Fear, It Makes Companions of Us All (Doctor Who: An Unearthly Child P3: “The Forest of Fear” Review)

Written by Tom

Getting released from the Cave of Skulls by an old woman who’s scared of fire, Team TARDIS leg it through a forest (of fear) while being pursued by Za and Hur. Meanwhile, Kal finds that Team TARDIS and Za are missing, using this to unite the rest of the caveman tribe behind him and become their de-facto leader.

After two episodes of set-up, The Forest of Fear gives us an episode where the series finally settles down into being a relatively straightforward adventure serial. Two things elevate it. Firstly, the forest sets are really damn good. The murkiness that comes with slightly fuzzy, 1960s black-and-white cameras means that the bits that look more like a set all bleed away, leaving you in a dense collection of trees and foliage that is surprisingly immersive. Sure, it lacks any great visual set pieces but it does its job with aplomb.

Secondly, we have the interesting way that the episode’s plot suddenly twists come its midpoint. The first half of the episode follows on from our now established status quo: can Team TARDIS stop arguing long enough to get to the TARDIS and avoid being killed by Za? But then everything changes: Za gets attacked by a beast and is mortally wounded, requiring Team TARDIS to help them. Suddenly, the chase is over and our characters are something closer to safe. So now the narrative question moves from “How do we survive this merciless situation” to “Should we show mercy, even when in a merciless place?” In response to this, Ian and Barbara completely overrule the Doctor in order to establish that yes, we should show mercy. In doing, Ian and Barbara gain power over the cavemen, the people at the bottom rung of the serial’s ladder suddenly rising up to take over the top.

This is an important step in defining what Doctor Who is. As discussed previously, the Doctor is still the main representative of Doctor Who, this bizarre metafiction in which the entirety of TV could spectacularly implode at any minute. Meanwhile Ian and Barbara represent Coal Hill School, a more humane soap opera about two school teachers. Doctor Who is by far the more interesting series, mostly because it has spaceships and cavemen and exciting chases through forests, but it’s also an absolutely brutal show currently defined by its alien quality and extreme violence. What is missing is the human touch, and that’s what Ian and Barbara provide. Doctor Who is not just a show about teatime brutality for tots, nor is it just a show about people trying to survive impossible situations, but it’s about the mundane interacting with the impossible and discovering how it can affect it. Here, the answer to “what can we do when faced with the impossible” is “show kindness where possible”.
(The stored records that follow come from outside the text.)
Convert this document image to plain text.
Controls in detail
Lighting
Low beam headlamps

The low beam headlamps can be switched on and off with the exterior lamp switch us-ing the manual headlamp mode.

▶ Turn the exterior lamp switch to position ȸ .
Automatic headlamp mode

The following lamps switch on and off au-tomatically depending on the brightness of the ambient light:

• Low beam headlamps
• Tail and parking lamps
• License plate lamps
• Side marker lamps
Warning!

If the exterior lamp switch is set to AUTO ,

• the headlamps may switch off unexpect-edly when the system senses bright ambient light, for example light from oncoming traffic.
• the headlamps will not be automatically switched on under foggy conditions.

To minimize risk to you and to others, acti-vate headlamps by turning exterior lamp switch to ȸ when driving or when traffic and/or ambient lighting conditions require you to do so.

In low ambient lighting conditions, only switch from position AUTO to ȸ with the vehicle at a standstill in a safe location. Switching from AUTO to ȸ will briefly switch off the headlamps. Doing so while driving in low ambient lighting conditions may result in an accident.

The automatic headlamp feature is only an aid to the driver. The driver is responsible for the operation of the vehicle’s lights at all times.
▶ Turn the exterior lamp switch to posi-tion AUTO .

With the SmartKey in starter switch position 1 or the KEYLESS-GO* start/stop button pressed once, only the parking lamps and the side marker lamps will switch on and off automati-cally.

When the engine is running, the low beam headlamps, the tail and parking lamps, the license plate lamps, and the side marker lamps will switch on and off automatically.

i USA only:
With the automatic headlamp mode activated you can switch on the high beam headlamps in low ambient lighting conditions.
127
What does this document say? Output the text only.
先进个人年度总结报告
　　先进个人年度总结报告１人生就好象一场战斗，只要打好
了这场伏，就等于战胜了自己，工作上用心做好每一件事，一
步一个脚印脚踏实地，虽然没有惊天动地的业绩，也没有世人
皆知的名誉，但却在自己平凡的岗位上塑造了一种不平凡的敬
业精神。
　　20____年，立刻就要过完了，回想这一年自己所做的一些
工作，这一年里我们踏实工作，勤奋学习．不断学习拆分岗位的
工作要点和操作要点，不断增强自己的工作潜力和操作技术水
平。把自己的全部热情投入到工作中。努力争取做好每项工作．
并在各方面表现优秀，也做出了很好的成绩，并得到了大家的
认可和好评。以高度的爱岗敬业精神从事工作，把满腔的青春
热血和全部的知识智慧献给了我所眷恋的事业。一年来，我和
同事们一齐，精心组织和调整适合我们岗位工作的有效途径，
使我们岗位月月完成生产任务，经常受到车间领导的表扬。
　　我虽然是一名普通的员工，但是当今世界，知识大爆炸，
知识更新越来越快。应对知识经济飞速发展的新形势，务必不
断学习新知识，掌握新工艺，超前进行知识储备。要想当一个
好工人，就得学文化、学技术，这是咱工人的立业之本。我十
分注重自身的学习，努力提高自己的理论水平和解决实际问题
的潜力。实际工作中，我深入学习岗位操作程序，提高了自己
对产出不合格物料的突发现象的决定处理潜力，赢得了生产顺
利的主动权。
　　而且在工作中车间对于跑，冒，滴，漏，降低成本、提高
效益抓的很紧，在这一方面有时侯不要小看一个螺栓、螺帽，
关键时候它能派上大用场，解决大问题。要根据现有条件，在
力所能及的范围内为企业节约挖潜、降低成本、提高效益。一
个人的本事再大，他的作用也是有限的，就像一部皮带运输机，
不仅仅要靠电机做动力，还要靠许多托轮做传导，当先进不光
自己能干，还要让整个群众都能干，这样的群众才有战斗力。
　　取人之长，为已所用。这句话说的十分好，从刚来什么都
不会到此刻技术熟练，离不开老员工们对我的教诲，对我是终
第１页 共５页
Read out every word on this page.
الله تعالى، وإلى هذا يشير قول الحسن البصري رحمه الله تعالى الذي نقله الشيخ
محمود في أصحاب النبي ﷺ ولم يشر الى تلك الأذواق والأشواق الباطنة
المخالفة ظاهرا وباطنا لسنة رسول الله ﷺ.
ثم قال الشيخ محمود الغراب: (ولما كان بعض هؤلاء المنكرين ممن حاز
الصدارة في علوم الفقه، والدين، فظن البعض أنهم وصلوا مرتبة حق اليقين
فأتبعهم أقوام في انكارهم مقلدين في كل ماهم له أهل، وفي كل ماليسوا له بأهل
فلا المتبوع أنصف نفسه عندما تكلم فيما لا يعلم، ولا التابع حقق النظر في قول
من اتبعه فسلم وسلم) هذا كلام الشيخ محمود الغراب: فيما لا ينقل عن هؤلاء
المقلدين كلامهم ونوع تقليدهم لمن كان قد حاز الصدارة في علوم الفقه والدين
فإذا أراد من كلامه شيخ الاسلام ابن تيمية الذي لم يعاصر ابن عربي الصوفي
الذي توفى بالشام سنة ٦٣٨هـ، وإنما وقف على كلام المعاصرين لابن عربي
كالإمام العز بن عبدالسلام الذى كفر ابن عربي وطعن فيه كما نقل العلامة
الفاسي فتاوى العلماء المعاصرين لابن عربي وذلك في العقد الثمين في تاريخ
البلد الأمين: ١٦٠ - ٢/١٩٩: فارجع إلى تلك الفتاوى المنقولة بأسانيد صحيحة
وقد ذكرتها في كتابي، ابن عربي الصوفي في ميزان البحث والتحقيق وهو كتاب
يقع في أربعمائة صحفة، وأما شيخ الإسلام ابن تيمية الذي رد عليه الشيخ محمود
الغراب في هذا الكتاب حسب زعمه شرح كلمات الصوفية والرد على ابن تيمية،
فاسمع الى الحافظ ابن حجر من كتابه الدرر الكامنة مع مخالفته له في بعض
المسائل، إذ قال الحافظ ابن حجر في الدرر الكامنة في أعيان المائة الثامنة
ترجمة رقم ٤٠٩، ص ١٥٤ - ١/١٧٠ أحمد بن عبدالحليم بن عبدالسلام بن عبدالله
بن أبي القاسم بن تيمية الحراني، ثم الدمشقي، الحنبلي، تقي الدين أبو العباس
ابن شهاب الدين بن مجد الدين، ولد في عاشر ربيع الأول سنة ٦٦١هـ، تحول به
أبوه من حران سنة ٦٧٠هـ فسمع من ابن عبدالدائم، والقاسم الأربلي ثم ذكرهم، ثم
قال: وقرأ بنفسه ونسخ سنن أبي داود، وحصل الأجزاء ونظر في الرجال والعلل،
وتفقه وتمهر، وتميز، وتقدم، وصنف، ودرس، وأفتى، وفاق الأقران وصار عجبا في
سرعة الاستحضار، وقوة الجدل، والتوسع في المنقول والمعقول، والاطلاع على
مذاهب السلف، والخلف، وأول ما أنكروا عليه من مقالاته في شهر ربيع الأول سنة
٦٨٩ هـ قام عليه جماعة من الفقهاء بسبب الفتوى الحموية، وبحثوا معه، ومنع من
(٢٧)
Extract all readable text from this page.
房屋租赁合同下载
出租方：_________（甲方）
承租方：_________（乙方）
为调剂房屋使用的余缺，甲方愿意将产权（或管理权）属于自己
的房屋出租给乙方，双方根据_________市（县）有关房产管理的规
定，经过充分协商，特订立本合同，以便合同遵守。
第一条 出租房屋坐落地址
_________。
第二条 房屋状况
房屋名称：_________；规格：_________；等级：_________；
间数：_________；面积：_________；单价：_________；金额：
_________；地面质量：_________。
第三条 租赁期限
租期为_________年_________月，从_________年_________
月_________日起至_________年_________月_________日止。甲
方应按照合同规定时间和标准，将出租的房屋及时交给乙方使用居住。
This does has the affect of completely steamrolling the Doctor though. Given that this is the second episode in a row which is dedicated to diminishing him and that his main role in the episode is to be on the “smash people’s heads in with a rock” side of the help/hinder debate, the result is the first episode of the series where the Doctor is straightforwardly unlikable. There’s none of the Machiavellian joy of his An Unearthly Child performance here, merely an old man who can’t understand why you shouldn’t leave people for dead and who can’t stop bickering with people. This is presumably part of the point – I don’t think it’s a coincidence that his worldview is most closely aligned to that of the cavemen in a serial about how much we need to get away from the goddamn cavemen – but it does render him as one of the least entertaining elements of his own programme.

(Also, how notable is it that Susan has nothing to do with the help/hinder debate at all? After having performed her narrative function of getting the Doctor, Ian and Barbara in the same room as each other, they’ve immediately run out of other things to do with her.)

So yes, this is the first episode of the show where it has a bit of a wobble – it’s still figuring itself out and slightly overestimates how fun it is to watch its main cast bicker for half an hour. But it’s another stepping stone towards defining Doctor Who and what it could be, filtered through a pretty effective action adventure chase with a quite interesting twist in the second act. If this is a wobbly episode of the programme, it’s not doing bad.